CNSREIT-AR-2024 Final - Flipbook - Page 67
We may utilize non-recourse securitizations of certain of our CMBS investments, which may expose us to risks that
could result in losses.
We may seek to utilize non-recourse securitizations of certain of our CMBS investments to the extent consistent with
REIT and Investment Company Act requirements. This would likely involve us creating a special-purpose vehicle,
contributing a pool of our assets to the entity, and selling interests in the entity on a non-recourse basis to purchasers
(whom we would expect to be willing to accept a lower interest rate to invest in investment-grade loan pools). We would
expect to retain all or a portion of the equity in the securitized pool of loans or investments. Prior to any such financing, we
may use short-term facilities to finance the acquisition of securities until a sufficient quantity of securities had been
accumulated, at which time we would refinance these facilities through a securitization, such as a CMBS, or issuance of
CLOs, or the private placement of loan participations or other long-term financing. If we were to employ this strategy, we
would be subject to the risk that we would not be able to acquire, during the period that our short-term facilities were
available, a sufficient amount of eligible securities to maximize the efficiency of a CMBS, CLO or private placement
issuance. We also would be subject to the risk that we would not be able to obtain short-term credit facilities or would not
be able to renew any short-term credit facilities after they expire should we find it necessary to extend our short-term credit
facilities to allow more time to seek and acquire the necessary eligible securities for a long-term financing. The inability to
consummate securitizations of our portfolio to finance our loans and investments on a long-term basis could require us to
seek other forms of potentially less attractive financing or to liquidate assets at an inopportune time or price, which could
adversely affect our performance and our ability to grow our business. Moreover, conditions in the capital and credit
markets, including volatility and disruption, may not permit a non-recourse securitization at any particular time or may
make the issuance of any such securitization less attractive to us even when we do have sufficient eligible assets. We may
also suffer losses if the value of the mortgage loans we acquire declines prior to securitization. Declines in the value of a
mortgage loan can be due to, among other things, changes in interest rates and changes in the credit quality of the loan. In
addition, transaction costs incurred in executing transactions impact any liability that we may incur, or may be required to
reserve for, in connection with executing a transaction can cause a loss to us. To the extent that we incur a loss executing or
participating in future securitizations for the reasons described above or for other reasons, it could materially and adversely
impact our business and financial condition.

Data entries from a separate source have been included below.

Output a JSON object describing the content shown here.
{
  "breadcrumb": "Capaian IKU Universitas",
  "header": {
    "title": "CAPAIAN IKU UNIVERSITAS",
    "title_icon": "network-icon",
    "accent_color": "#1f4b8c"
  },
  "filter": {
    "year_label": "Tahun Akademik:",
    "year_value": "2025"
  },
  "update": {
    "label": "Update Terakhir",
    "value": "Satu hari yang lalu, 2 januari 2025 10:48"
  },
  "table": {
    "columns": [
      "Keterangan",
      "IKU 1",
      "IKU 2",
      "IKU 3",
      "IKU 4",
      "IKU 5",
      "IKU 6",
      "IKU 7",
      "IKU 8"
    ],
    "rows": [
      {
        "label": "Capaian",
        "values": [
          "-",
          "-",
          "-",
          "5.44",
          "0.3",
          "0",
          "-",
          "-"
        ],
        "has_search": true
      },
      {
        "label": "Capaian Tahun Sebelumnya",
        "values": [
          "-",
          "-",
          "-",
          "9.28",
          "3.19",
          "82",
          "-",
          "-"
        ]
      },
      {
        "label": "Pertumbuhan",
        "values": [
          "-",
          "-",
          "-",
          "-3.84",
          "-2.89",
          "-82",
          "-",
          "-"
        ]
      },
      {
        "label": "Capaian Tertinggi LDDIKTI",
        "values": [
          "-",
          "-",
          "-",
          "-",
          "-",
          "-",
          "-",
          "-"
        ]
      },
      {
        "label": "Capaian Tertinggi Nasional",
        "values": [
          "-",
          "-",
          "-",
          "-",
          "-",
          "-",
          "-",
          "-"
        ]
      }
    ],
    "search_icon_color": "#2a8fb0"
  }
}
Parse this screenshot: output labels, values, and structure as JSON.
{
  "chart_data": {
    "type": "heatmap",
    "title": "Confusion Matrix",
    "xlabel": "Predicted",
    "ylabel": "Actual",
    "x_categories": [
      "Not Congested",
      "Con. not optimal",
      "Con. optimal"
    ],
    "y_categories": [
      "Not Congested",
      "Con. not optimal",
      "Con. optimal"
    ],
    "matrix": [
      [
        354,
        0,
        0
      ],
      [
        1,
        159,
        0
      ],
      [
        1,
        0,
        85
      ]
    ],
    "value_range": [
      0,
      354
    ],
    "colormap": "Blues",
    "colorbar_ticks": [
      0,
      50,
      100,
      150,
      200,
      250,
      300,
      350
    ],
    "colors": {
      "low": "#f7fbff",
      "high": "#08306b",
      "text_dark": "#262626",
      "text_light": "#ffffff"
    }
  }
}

In addition, the securitization of investments in our portfolio might magnify our exposure to losses because any equity
interest we retain in the issuing entity would be subordinate to the notes issued to investors and we would, therefore, absorb
all of the losses sustained with respect to a securitized pool of assets before the owners of the notes experience any losses.
The inability to securitize our portfolio may hurt our performance and our ability to grow our business. At the same time,
the securitization of our loans or investments might expose us to losses, as the residual loans or investments in which we do
not sell interests will tend to be riskier and more likely to generate losses. Moreover, the Dodd-Frank Act contains a risk
retention requirement for all asset-backed securities, which requires both public and private securitizers, to retain not less
than 5% of the credit risk of the assets collateralizing any asset-backed security issuance. Significant restrictions exist, and
additional restrictions may be added in the future, regarding who may hold risk retention interests, the structure of the
entities that hold risk retention interests and when and how such risk retention interests may be transferred. Therefore such
risk retention interests will generally be illiquid. As a result of the risk retention requirements, we may be required to
purchase and retain certain interests in a securitization into which we sell mortgage loans or when we act as issuer, may be
required to sell certain interests in a securitization at prices below levels that such interests have historically yielded or may
be required to enter into certain arrangements related to risk retention that we have not historically been required to enter
into and, accordingly, the risk retention rules may increase our potential liabilities or reduce our potential profits in
connection with securitization of mortgage loans. It is likely, therefore, that these risk retention rules will increase the
administrative and operational costs of asset securitizations.